The definition of Big Data
As said above, Big Data (“data”) is the set of data that are exceeded ensure of the traditional tools and applications. The size of the Big Data are ever on the increase, and count up to 2012, it can range from a few dozen terabytes to a petabyte (1 petabyte = 1024 terabytes) only for a set of data only.
In 2001, analyst Doug Laney of META Group (now the primary research company Gartner) said that the challenges and opportunities lie in the growth data can be described by three dimensions: the increase of the amount (volume), an increase of velocity (velocity) and the increase of varieties (variety). Now, Gartner, along with many other organizations and companies in the field of information technology continues to use model “3V” to the definition should Big Data. Come 2012, Gartner added that Big Data in addition to the three properties on the left must “need to handle new forms to help make decisions, explore deeper into things/events and optimizing work processes”.

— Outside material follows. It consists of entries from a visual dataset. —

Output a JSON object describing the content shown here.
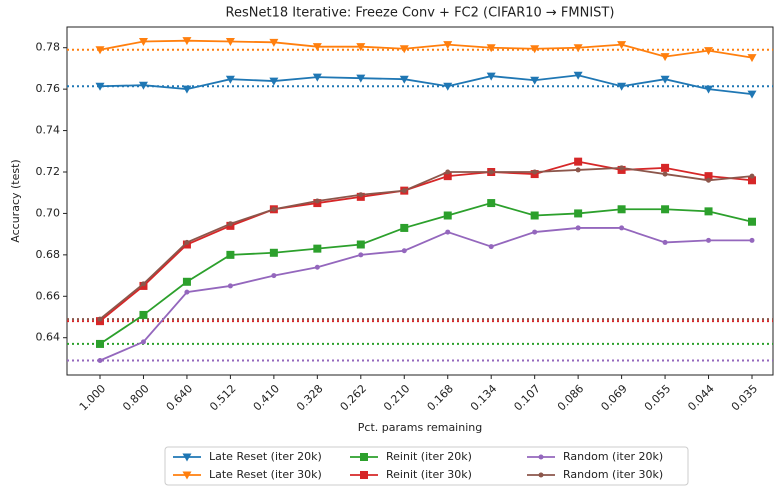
{
  "chart_data": {
    "type": "line",
    "title": "ResNet18 Iterative: Freeze Conv + FC2 (CIFAR10 → FMNIST)",
    "x_label": "Pct. params remaining",
    "y_label": "Accuracy (test)",
    "categories": [
      "1.000",
      "0.800",
      "0.640",
      "0.512",
      "0.410",
      "0.328",
      "0.262",
      "0.210",
      "0.168",
      "0.134",
      "0.107",
      "0.086",
      "0.069",
      "0.055",
      "0.044",
      "0.035"
    ],
    "series": [
      {
        "name": "Late Reset (iter 20k)",
        "color": "#1f77b4",
        "marker": "v",
        "values": [
          0.7614,
          0.7619,
          0.76,
          0.7648,
          0.7639,
          0.7658,
          0.7653,
          0.7648,
          0.7614,
          0.7663,
          0.7643,
          0.7667,
          0.7614,
          0.7648,
          0.76,
          0.7576
        ]
      },
      {
        "name": "Late Reset (iter 30k)",
        "color": "#ff7f0e",
        "marker": "v",
        "values": [
          0.779,
          0.783,
          0.7834,
          0.783,
          0.7826,
          0.7805,
          0.7805,
          0.7795,
          0.7815,
          0.78,
          0.7795,
          0.78,
          0.7815,
          0.7757,
          0.7786,
          0.7752
        ]
      },
      {
        "name": "Reinit (iter 20k)",
        "color": "#2ca02c",
        "marker": "s",
        "values": [
          0.637,
          0.651,
          0.667,
          0.68,
          0.681,
          0.683,
          0.685,
          0.693,
          0.699,
          0.705,
          0.699,
          0.7,
          0.702,
          0.702,
          0.701,
          0.696
        ]
      },
      {
        "name": "Reinit (iter 30k)",
        "color": "#d62728",
        "marker": "s",
        "values": [
          0.648,
          0.665,
          0.685,
          0.694,
          0.702,
          0.705,
          0.708,
          0.711,
          0.718,
          0.72,
          0.719,
          0.725,
          0.721,
          0.722,
          0.718,
          0.716
        ]
      },
      {
        "name": "Random (iter 20k)",
        "color": "#9467bd",
        "marker": "o",
        "values": [
          0.629,
          0.638,
          0.662,
          0.665,
          0.67,
          0.674,
          0.68,
          0.682,
          0.691,
          0.684,
          0.691,
          0.693,
          0.693,
          0.686,
          0.687,
          0.687
        ]
      },
      {
        "name": "Random (iter 30k)",
        "color": "#8c564b",
        "marker": "o",
        "values": [
          0.649,
          0.666,
          0.686,
          0.695,
          0.702,
          0.706,
          0.709,
          0.711,
          0.72,
          0.72,
          0.72,
          0.721,
          0.722,
          0.719,
          0.716,
          0.718
        ]
      }
    ],
    "baseline": "first",
    "ylim": [
      0.622,
      0.79
    ],
    "yticks": [
      {
        "value": 0.64,
        "label": "0.64"
      },
      {
        "value": 0.66,
        "label": "0.66"
      },
      {
        "value": 0.68,
        "label": "0.68"
      },
      {
        "value": 0.7,
        "label": "0.70"
      },
      {
        "value": 0.72,
        "label": "0.72"
      },
      {
        "value": 0.74,
        "label": "0.74"
      },
      {
        "value": 0.76,
        "label": "0.76"
      },
      {
        "value": 0.78,
        "label": "0.78"
      }
    ],
    "legend": "lower center"
  }
}
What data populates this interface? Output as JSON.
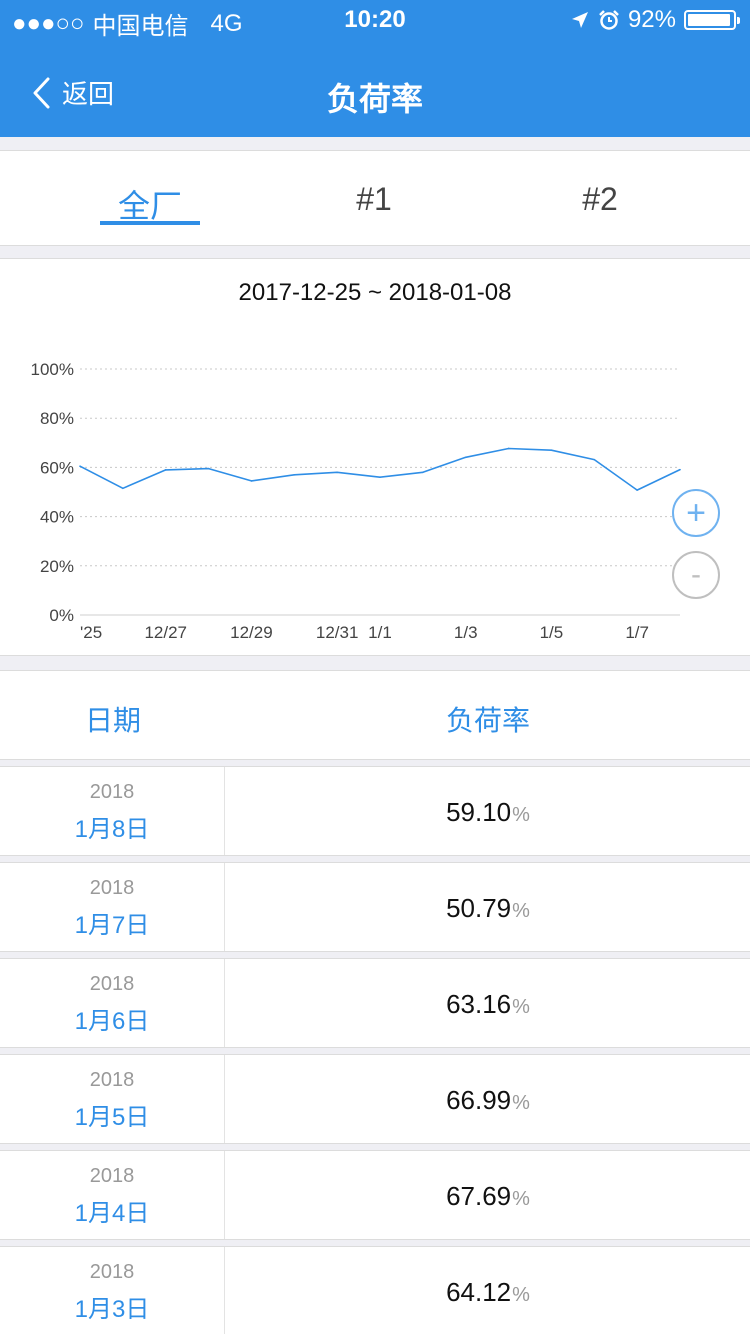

We can take the experiments of the large Hadron Collider (LHC) in Europe as an example for Big Data. When these experiments are conducted, the results will be recorded by 150 million sensors with data task about 40 million times per second. The result is as if LHC noted most of the results from all of the sensors, the data flow will become extremely large, could reach 150 million petabytes each year, or 500 exabytes per day, 200 times higher than all the other data source on the world pooled type.
Additional information on Big Data
In every second like back there to about 600 million collisions between particles, but after sifting back from about 99.999% of the data flow, only 100 are collision range scientists concerned. This means that the governing body must find new measures LHC to manage and handle most of the giant data tangle.
Another example, when Sloan Digital Sky Survey, a space observatory in New Mexico, began operations in 2000, after a few weeks it was collecting the data is larger than the total amount of data that astronomy has been collected in the past, about 200 GB each night and currently total reached more than 140 terabytes. LSST Observatory to replace the SDSS is expected inauguration in 2016 will collect an equivalent amount of data as above but only within 5 days.
Or as the work of deciphering the human genetic. Before this work take up to 10 years to process, and now people just a week is completed. Also, the center of the NASA climate simulation is contained 32 petabyte data about weather-observation and simulation in supercomputers. The storage of images, text and other multimedia content on Wikipedia as well as noting the user’s editing behavior also constitutes a set of Big Data.